Aside from what they want, what are your characters afraid of? I don’t mean spiders and snakes. Who are they afraid they will disappoint? What are they afraid to die without completing? Who do they desperately want love from? What are they terrified they will fail at?

Sometimes these can be scary things to explore, particularly if you are repressing your own internal conflicts day to day. The truth is, a lot of us spend much of our time terrified. Terrified to talk in front of a group. Terrified to admit what we want, in case people laugh at us. Terrified of rejection or success or responsibility.

Personally? I’m scared to wear really red lipstick. I have friends who wear the cat eye and deep red lips and they look amazing. I think ‘I want to do that’ and I don’t, because I think I’ll look silly. Why? I don’t know.

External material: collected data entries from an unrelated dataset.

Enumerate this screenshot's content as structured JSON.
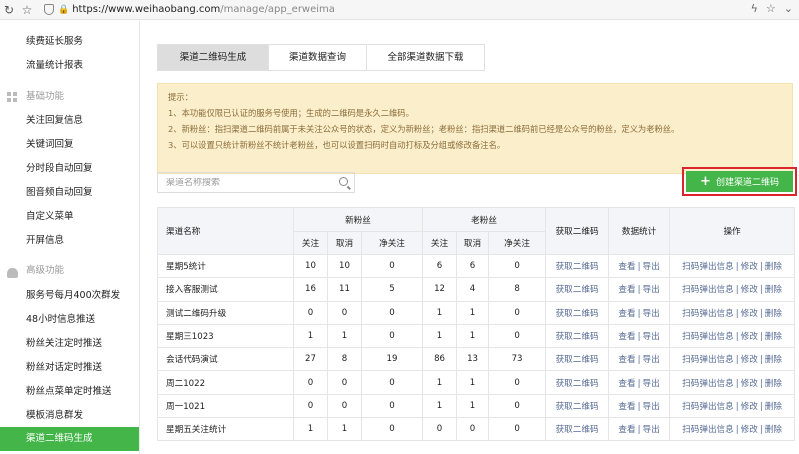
{
  "browser": {
    "url_main": "https://www.weihaobang.com",
    "url_path": "/manage/app_erweima",
    "lock_glyph": "🔒"
  },
  "sidebar": {
    "top_items": [
      "续费延长服务",
      "流量统计报表"
    ],
    "section_basic": "基础功能",
    "basic_items": [
      "关注回复信息",
      "关键词回复",
      "分时段自动回复",
      "图音频自动回复",
      "自定义菜单",
      "开屏信息"
    ],
    "section_advanced": "高级功能",
    "advanced_items": [
      "服务号每月400次群发",
      "48小时信息推送",
      "粉丝关注定时推送",
      "粉丝对话定时推送",
      "粉丝点菜单定时推送",
      "模板消息群发",
      "渠道二维码生成"
    ],
    "active_item": "渠道二维码生成"
  },
  "tabs": [
    {
      "label": "渠道二维码生成",
      "active": true
    },
    {
      "label": "渠道数据查询",
      "active": false
    },
    {
      "label": "全部渠道数据下载",
      "active": false
    }
  ],
  "notice": {
    "title": "提示：",
    "lines": [
      "1、本功能仅限已认证的服务号使用；生成的二维码是永久二维码。",
      "2、新粉丝：指扫渠道二维码前属于未关注公众号的状态，定义为新粉丝；老粉丝：指扫渠道二维码前已经是公众号的粉丝，定义为老粉丝。",
      "3、可以设置只统计新粉丝不统计老粉丝，也可以设置扫码时自动打标及分组或修改备注名。"
    ]
  },
  "search": {
    "placeholder": "渠道名称搜索"
  },
  "create_button": {
    "label": "创建渠道二维码"
  },
  "table": {
    "headers": {
      "name": "渠道名称",
      "new_fans": "新粉丝",
      "old_fans": "老粉丝",
      "follow": "关注",
      "cancel": "取消",
      "net": "净关注",
      "get_qr": "获取二维码",
      "stats": "数据统计",
      "ops": "操作"
    },
    "links": {
      "get_qr": "获取二维码",
      "view": "查看",
      "export": "导出",
      "popup": "扫码弹出信息",
      "edit": "修改",
      "delete": "删除"
    },
    "rows": [
      {
        "name": "星期5统计",
        "nf": [
          "10",
          "10",
          "0"
        ],
        "of": [
          "6",
          "6",
          "0"
        ]
      },
      {
        "name": "接入客服测试",
        "nf": [
          "16",
          "11",
          "5"
        ],
        "of": [
          "12",
          "4",
          "8"
        ]
      },
      {
        "name": "测试二维码升级",
        "nf": [
          "0",
          "0",
          "0"
        ],
        "of": [
          "1",
          "1",
          "0"
        ]
      },
      {
        "name": "星期三1023",
        "nf": [
          "1",
          "1",
          "0"
        ],
        "of": [
          "1",
          "1",
          "0"
        ]
      },
      {
        "name": "会话代码演试",
        "nf": [
          "27",
          "8",
          "19"
        ],
        "of": [
          "86",
          "13",
          "73"
        ]
      },
      {
        "name": "周二1022",
        "nf": [
          "0",
          "0",
          "0"
        ],
        "of": [
          "1",
          "1",
          "0"
        ]
      },
      {
        "name": "周一1021",
        "nf": [
          "0",
          "0",
          "0"
        ],
        "of": [
          "1",
          "1",
          "0"
        ]
      },
      {
        "name": "星期五关注统计",
        "nf": [
          "1",
          "1",
          "0"
        ],
        "of": [
          "0",
          "0",
          "0"
        ]
      }
    ]
  },
  "colors": {
    "accent": "#44b549",
    "link": "#576b95",
    "highlight": "#d9262c",
    "notice_bg": "#fbeeca"
  }
}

Readers want to empathise. Once you realise that everyone has insecurity and shame and anxiety sometimes, it makes it easier to write characters that people identify with. They bond with them, because they can share that secret fear. The fear people will laugh when you say you’re writing a novel. The fear that sexy guy will reject you. The fear that people are noticing that massive pimple you shouldn’t have picked at that morning.

Internal conflicts should not all be petty things. One or two occasional petty things are nice and make a character human, after that they become whiny and self centred. But there are big internal conflicts—recovering from trauma, fear or success or failure, fear of losing love and being rejected. These we want to see in spades. And we want to see characters that break through their fear and forge on, despite the risks.

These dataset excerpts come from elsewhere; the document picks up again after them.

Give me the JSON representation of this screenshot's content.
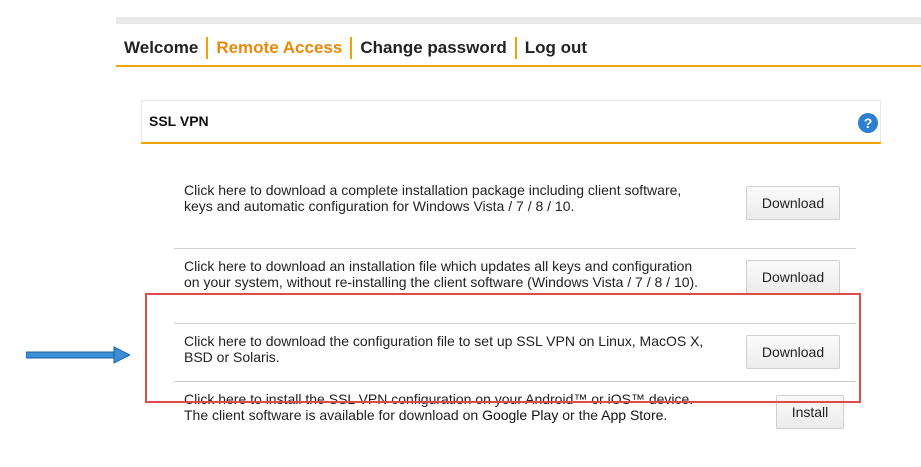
{
  "nav": {
    "items": [
      {
        "label": "Welcome",
        "active": false
      },
      {
        "label": "Remote Access",
        "active": true
      },
      {
        "label": "Change password",
        "active": false
      },
      {
        "label": "Log out",
        "active": false
      }
    ]
  },
  "panel": {
    "title": "SSL VPN",
    "help_icon": "?"
  },
  "rows": [
    {
      "text": "Click here to download a complete installation package including client software, keys and automatic configuration for Windows Vista / 7 / 8 / 10.",
      "button": "Download"
    },
    {
      "text": "Click here to download an installation file which updates all keys and configuration on your system, without re-installing the client software (Windows Vista / 7 / 8 / 10).",
      "button": "Download"
    },
    {
      "text": "Click here to download the configuration file to set up SSL VPN on Linux, MacOS X, BSD or Solaris.",
      "button": "Download"
    },
    {
      "text_before": "Click here to install the SSL VPN configuration on your Android™ or iOS™ device. The client software is available for download on ",
      "link1": "Google Play",
      "text_mid": " or the ",
      "link2": "App Store",
      "text_after": ".",
      "button": "Install"
    }
  ],
  "colors": {
    "accent": "#f0a400",
    "active_nav": "#e8890c",
    "highlight": "#e04a4a",
    "arrow": "#3a8fd6",
    "help": "#2f7fd0"
  }
}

Because that’s why we read.


External Conflicts

External conflicts are primarily tension between characters and events. You need both in equal measure to create a book that really resonates with readers. However different genres tend to tilt in favour of different sorts of conflict. Romances rely heavily on tension between characters, however adventure tends to be more focused on events. I feel this is a bad rule in general and if you feel one of these is your weakness; you should focus on that area for a while.

Your external conflicts are generally the things your character can not control—other people, bombs, hurricanes, slug monsters, etc. However how they react to them defines them as a character. The harder the decisions they have to make, the more we get to see of what they’re really made of inside.


The Right Tool For The Job

Hopefully now you are already thinking about wants, internal conflicts and external conflicts—not just of your main character, but of your supporting cast too. Remember to make notes in your character profile and chapter synopsis too—so these things remain consistent throughout your story.

One thing I want you to ask yourself though, is why your character? Why are they different from all the other people who want the same thing? Why does their want and story surpass the wants and stories of the people around them?

You need to have a reasonable answer for that—particularly if they are taking action no one else is taking. Recently a friend had done all the right things and given his characters wants and conflicts and woven them all into the plot. However one character’s driving force was to protect her children. But all mothers want that. Her children were in the same danger as many others and the character was timid and unskilled. Why was she the only one going on a quest to save them? What about the two hundred other more capable, brave and intelligent women in the city?

This is why you have to think of the minor characters as real people too. The crowd. The inn-keepers and apple-sellers of your world.

When you come to sell your story, editors are going to be asking the same thing. Why this book? Why this character? Give them the best damn answer you have.